There’s no magic number of hours at which returns diminish that applies to all workers and all industries, he said. But research doesn’t support the idea that extreme work schedules directly translate to extraordinary productivity.
Why Efforts to Reduce Overwork Fail
Even in demanding fields, companies have had some success with models that produce high volumes of quality work without decimating employee health and engagement.
Over the past decade, Boston Consulting Group and London-based PwC, the brand name for PricewaterhouseCoopers, have both rolled out flexibility policies that allow for greater work-life balance, in large part thanks to demands from younger workers.

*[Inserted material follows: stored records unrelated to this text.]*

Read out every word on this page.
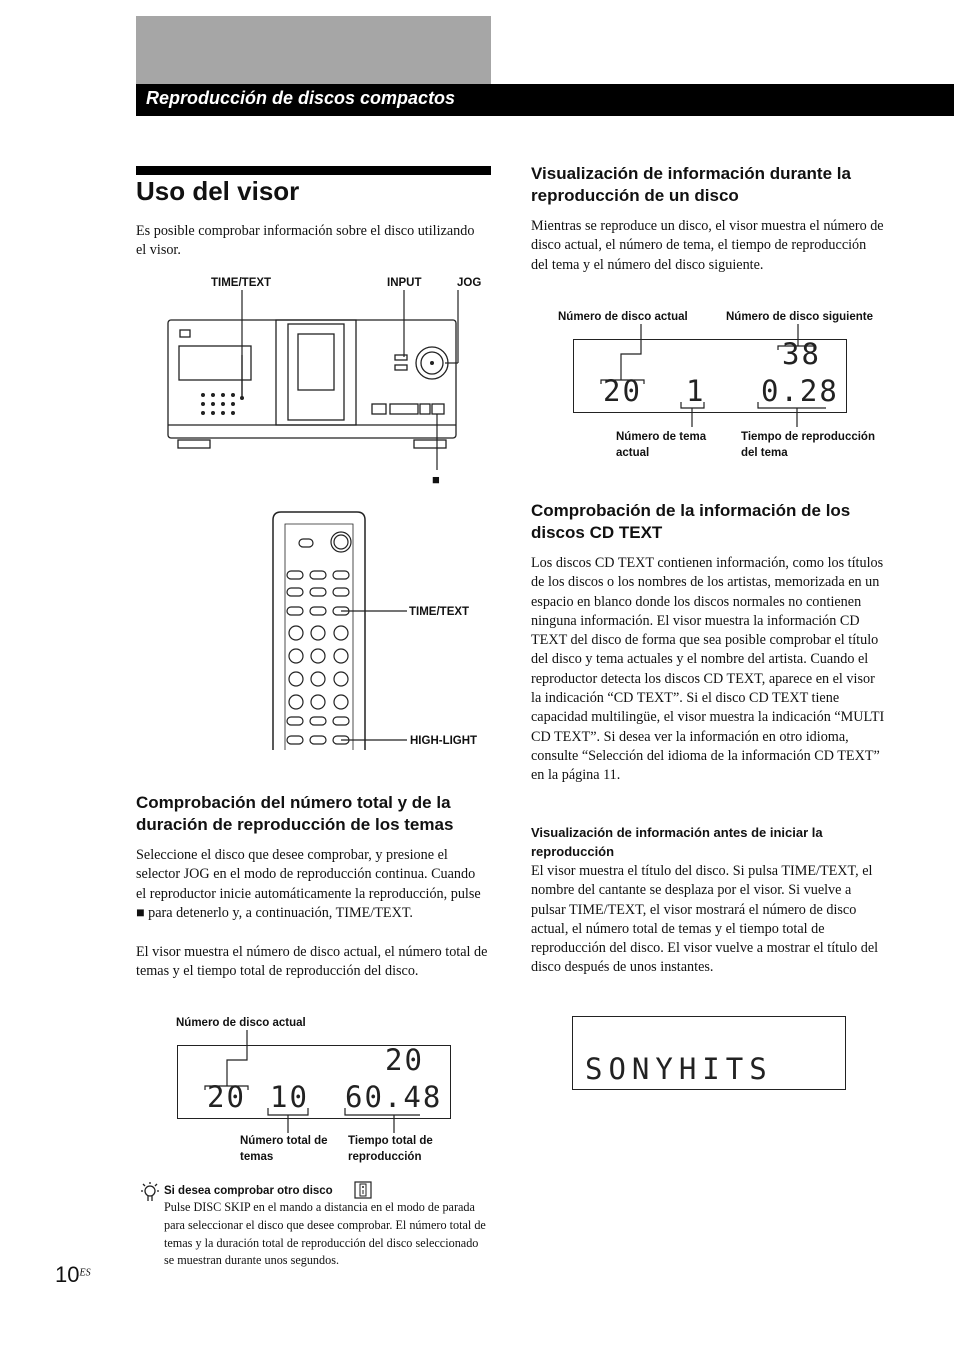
Reproducción de discos compactos
Uso del visor
Es posible comprobar información sobre el disco utilizando el visor.
TIME/TEXT	INPUT	JOG
■
TIME/TEXT
HIGH-LIGHT
Comprobación del número total y de la duración de reproducción de los temas
Seleccione el disco que desee comprobar, y presione el selector JOG en el modo de reproducción continua. Cuando el reproductor inicie automáticamente la reproducción, pulse ■ para detenerlo y, a continuación, TIME/TEXT.
El visor muestra el número de disco actual, el número total de temas y el tiempo total de reproducción del disco.
Número de disco actual
20
20 10 60.48
Número total de temas
Tiempo total de reproducción
Si desea comprobar otro disco
Pulse DISC SKIP en el mando a distancia en el modo de parada para seleccionar el disco que desee comprobar. El número total de temas y la duración total de reproducción del disco seleccionado se muestran durante unos segundos.
$10^{ES}$
Visualización de información durante la reproducción de un disco
Mientras se reproduce un disco, el visor muestra el número de disco actual, el número de tema, el tiempo de reproducción del tema y el número del disco siguiente.
Número de disco actual	Número de disco siguiente
38
20 1 0.28
Número de tema actual
Tiempo de reproducción del tema
Comprobación de la información de los discos CD TEXT
Los discos CD TEXT contienen información, como los títulos de los discos o los nombres de los artistas, memorizada en un espacio en blanco donde los discos normales no contienen ninguna información. El visor muestra la información CD TEXT del disco de forma que sea posible comprobar el título del disco y tema actuales y el nombre del artista. Cuando el reproductor detecta los discos CD TEXT, aparece en el visor la indicación “CD TEXT”. Si el disco CD TEXT tiene capacidad multilingüe, el visor muestra la indicación “MULTI CD TEXT”. Si desea ver la información en otro idioma, consulte “Selección del idioma de la información CD TEXT” en la página 11.
Visualización de información antes de iniciar la reproducción
El visor muestra el título del disco. Si pulsa TIME/TEXT, el nombre del cantante se desplaza por el visor. Si vuelve a pulsar TIME/TEXT, el visor mostrará el número de disco actual, el número total de temas y el tiempo total de reproducción del disco. El visor vuelve a mostrar el título del disco después de unos instantes.
SONYHITS
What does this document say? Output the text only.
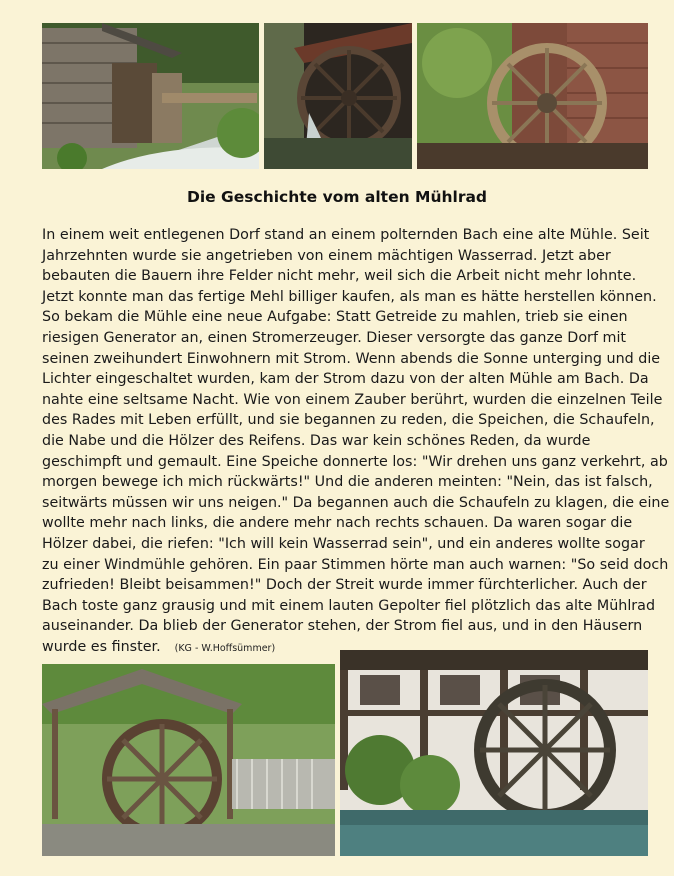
Die Geschichte vom alten Mühlrad
In einem weit entlegenen Dorf stand an einem polternden Bach eine alte Mühle. Seit
Jahrzehnten wurde sie angetrieben von einem mächtigen Wasserrad. Jetzt aber
bebauten die Bauern ihre Felder nicht mehr, weil sich die Arbeit nicht mehr lohnte.
Jetzt konnte man das fertige Mehl billiger kaufen, als man es hätte herstellen können.
So bekam die Mühle eine neue Aufgabe: Statt Getreide zu mahlen, trieb sie einen
riesigen Generator an, einen Stromerzeuger. Dieser versorgte das ganze Dorf mit
seinen zweihundert Einwohnern mit Strom. Wenn abends die Sonne unterging und die
Lichter eingeschaltet wurden, kam der Strom dazu von der alten Mühle am Bach. Da
nahte eine seltsame Nacht. Wie von einem Zauber berührt, wurden die einzelnen Teile
des Rades mit Leben erfüllt, und sie begannen zu reden, die Speichen, die Schaufeln,
die Nabe und die Hölzer des Reifens. Das war kein schönes Reden, da wurde
geschimpft und gemault. Eine Speiche donnerte los: "Wir drehen uns ganz verkehrt, ab
morgen bewege ich mich rückwärts!" Und die anderen meinten: "Nein, das ist falsch,
seitwärts müssen wir uns neigen." Da begannen auch die Schaufeln zu klagen, die eine
wollte mehr nach links, die andere mehr nach rechts schauen. Da waren sogar die
Hölzer dabei, die riefen: "Ich will kein Wasserrad sein", und ein anderes wollte sogar
zu einer Windmühle gehören. Ein paar Stimmen hörte man auch warnen: "So seid doch
zufrieden! Bleibt beisammen!" Doch der Streit wurde immer fürchterlicher. Auch der
Bach toste ganz grausig und mit einem lauten Gepolter fiel plötzlich das alte Mühlrad
auseinander. Da blieb der Generator stehen, der Strom fiel aus, und in den Häusern
wurde es finster. (KG - W.Hoffsümmer)
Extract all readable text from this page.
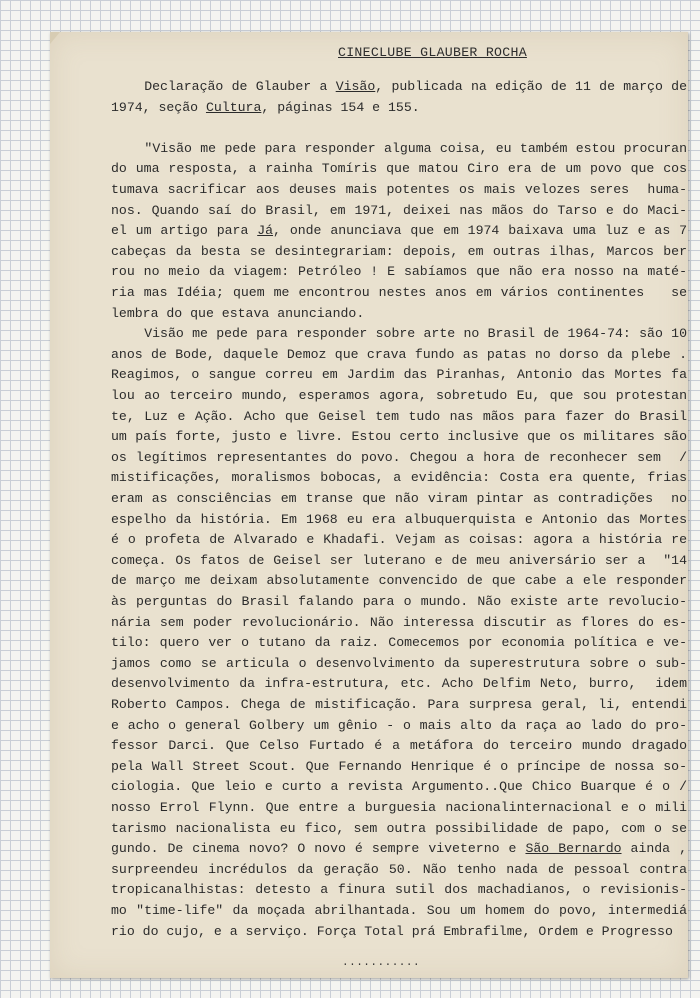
CINECLUBE GLAUBER ROCHA
Declaração de Glauber a Visão, publicada na edição de 11 de março de
1974, seção Cultura, páginas 154 e 155.
"Visão me pede para responder alguma coisa, eu também estou procuran
do uma resposta, a rainha Tomíris que matou Ciro era de um povo que cos
tumava sacrificar aos deuses mais potentes os mais velozes seres  huma-
nos. Quando saí do Brasil, em 1971, deixei nas mãos do Tarso e do Maci-
el um artigo para Já, onde anunciava que em 1974 baixava uma luz e as 7
cabeças da besta se desintegrariam: depois, em outras ilhas, Marcos ber
rou no meio da viagem: Petróleo ! E sabíamos que não era nosso na maté-
ria mas Idéia; quem me encontrou nestes anos em vários continentes   se
lembra do que estava anunciando.
Visão me pede para responder sobre arte no Brasil de 1964-74: são 10
anos de Bode, daquele Demoz que crava fundo as patas no dorso da plebe .
Reagimos, o sangue correu em Jardim das Piranhas, Antonio das Mortes fa
lou ao terceiro mundo, esperamos agora, sobretudo Eu, que sou protestan
te, Luz e Ação. Acho que Geisel tem tudo nas mãos para fazer do Brasil
um país forte, justo e livre. Estou certo inclusive que os militares são
os legítimos representantes do povo. Chegou a hora de reconhecer sem  /
mistificações, moralismos bobocas, a evidência: Costa era quente, frias
eram as consciências em transe que não viram pintar as contradições  no
espelho da história. Em 1968 eu era albuquerquista e Antonio das Mortes
é o profeta de Alvarado e Khadafi. Vejam as coisas: agora a história re
começa. Os fatos de Geisel ser luterano e de meu aniversário ser a  "14
de março me deixam absolutamente convencido de que cabe a ele responder
às perguntas do Brasil falando para o mundo. Não existe arte revolucio-
nária sem poder revolucionário. Não interessa discutir as flores do es-
tilo: quero ver o tutano da raiz. Comecemos por economia política e ve-
jamos como se articula o desenvolvimento da superestrutura sobre o sub-
desenvolvimento da infra-estrutura, etc. Acho Delfim Neto, burro,  idem
Roberto Campos. Chega de mistificação. Para surpresa geral, li, entendi
e acho o general Golbery um gênio - o mais alto da raça ao lado do pro-
fessor Darci. Que Celso Furtado é a metáfora do terceiro mundo dragado
pela Wall Street Scout. Que Fernando Henrique é o príncipe de nossa so-
ciologia. Que leio e curto a revista Argumento..Que Chico Buarque é o /
nosso Errol Flynn. Que entre a burguesia nacionalinternacional e o mili
tarismo nacionalista eu fico, sem outra possibilidade de papo, com o se
gundo. De cinema novo? O novo é sempre viveterno e São Bernardo ainda ,
surpreendeu incrédulos da geração 50. Não tenho nada de pessoal contra
tropicanalhistas: detesto a finura sutil dos machadianos, o revisionis-
mo "time-life" da moçada abrilhantada. Sou um homem do povo, intermediá
rio do cujo, e a serviço. Força Total prá Embrafilme, Ordem e Progresso
...........
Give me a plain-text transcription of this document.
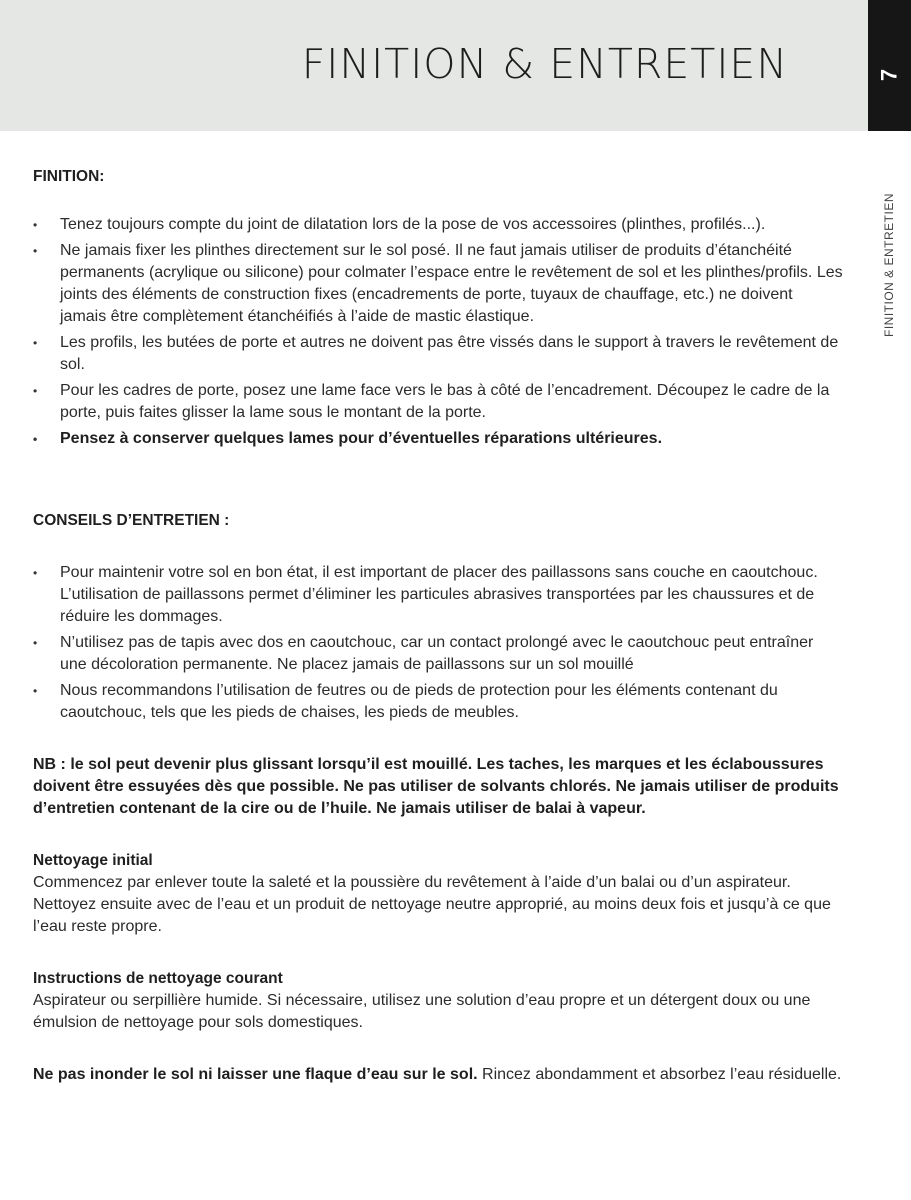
FINITION & ENTRETIEN	7
FINITION & ENTRETIEN
FINITION:
• Tenez toujours compte du joint de dilatation lors de la pose de vos accessoires (plinthes, profilés...).
• Ne jamais fixer les plinthes directement sur le sol posé. Il ne faut jamais utiliser de produits d’étanchéité permanents (acrylique ou silicone) pour colmater l’espace entre le revêtement de sol et les plinthes/profils. Les joints des éléments de construction fixes (encadrements de porte, tuyaux de chauffage, etc.) ne doivent jamais être complètement étanchéifiés à l’aide de mastic élastique.
• Les profils, les butées de porte et autres ne doivent pas être vissés dans le support à travers le revêtement de sol.
• Pour les cadres de porte, posez une lame face vers le bas à côté de l’encadrement. Découpez le cadre de la porte, puis faites glisser la lame sous le montant de la porte.
• Pensez à conserver quelques lames pour d’éventuelles réparations ultérieures.
CONSEILS D’ENTRETIEN :
• Pour maintenir votre sol en bon état, il est important de placer des paillassons sans couche en caoutchouc. L’utilisation de paillassons permet d’éliminer les particules abrasives transportées par les chaussures et de réduire les dommages.
• N’utilisez pas de tapis avec dos en caoutchouc, car un contact prolongé avec le caoutchouc peut entraîner une décoloration permanente. Ne placez jamais de paillassons sur un sol mouillé
• Nous recommandons l’utilisation de feutres ou de pieds de protection pour les éléments contenant du caoutchouc, tels que les pieds de chaises, les pieds de meubles.

NB : le sol peut devenir plus glissant lorsqu’il est mouillé. Les taches, les marques et les éclaboussures doivent être essuyées dès que possible. Ne pas utiliser de solvants chlorés. Ne jamais utiliser de produits d’entretien contenant de la cire ou de l’huile. Ne jamais utiliser de balai à vapeur.

Nettoyage initial

Commencez par enlever toute la saleté et la poussière du revêtement à l’aide d’un balai ou d’un aspirateur. Nettoyez ensuite avec de l’eau et un produit de nettoyage neutre approprié, au moins deux fois et jusqu’à ce que l’eau reste propre.

Instructions de nettoyage courant

Aspirateur ou serpillière humide. Si nécessaire, utilisez une solution d’eau propre et un détergent doux ou une émulsion de nettoyage pour sols domestiques.

Ne pas inonder le sol ni laisser une flaque d’eau sur le sol. Rincez abondamment et absorbez l’eau résiduelle.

PwC granted all employees the right to ask for flexible work schedules, and this past week announced it will pay a $250 bonus, up to four times a year, to employees who take a full consecutive week of vacation. Boston Consulting introduced options for employees to take up to two months off or reduce their work schedules while remaining on their career tracks. The gradual return to the office also offers employers an opportunity to experiment with flexible schedules.
Organizations can change. Their people are often better off when they do. But they have to actually want to do so. And when it comes to ultracompetitive firms such as Goldman, and the people who choose to work there, the incentive to change may simply not be there.
That’s the conclusion that Alexandra Michel has reached after two decades observing investment bankers, both in the depths of analyst hell and, for those who eventually leave, in their post-banking lives. Michel, an adjunct professor at the University of Pennsylvania’s Graduate School of Education, also worked at Goldman for five years — three as an analyst and two in the chief of staff’s office — before leaving to get her doctorate at Wharton.
Michel has been following four cohorts of investment bankers for the past 20 years. She has documented a business model that relies on inexhaustible waves of new talent. Most workers endure grueling working hours, and around the fourth year on the job, many analysts start seeing their bodies break down. Yet after countless hours interviewing current and former bankers, she believes that discussions of flexibility and work-life balance are moot in a culture that values the process of competition at least as much as the actual result.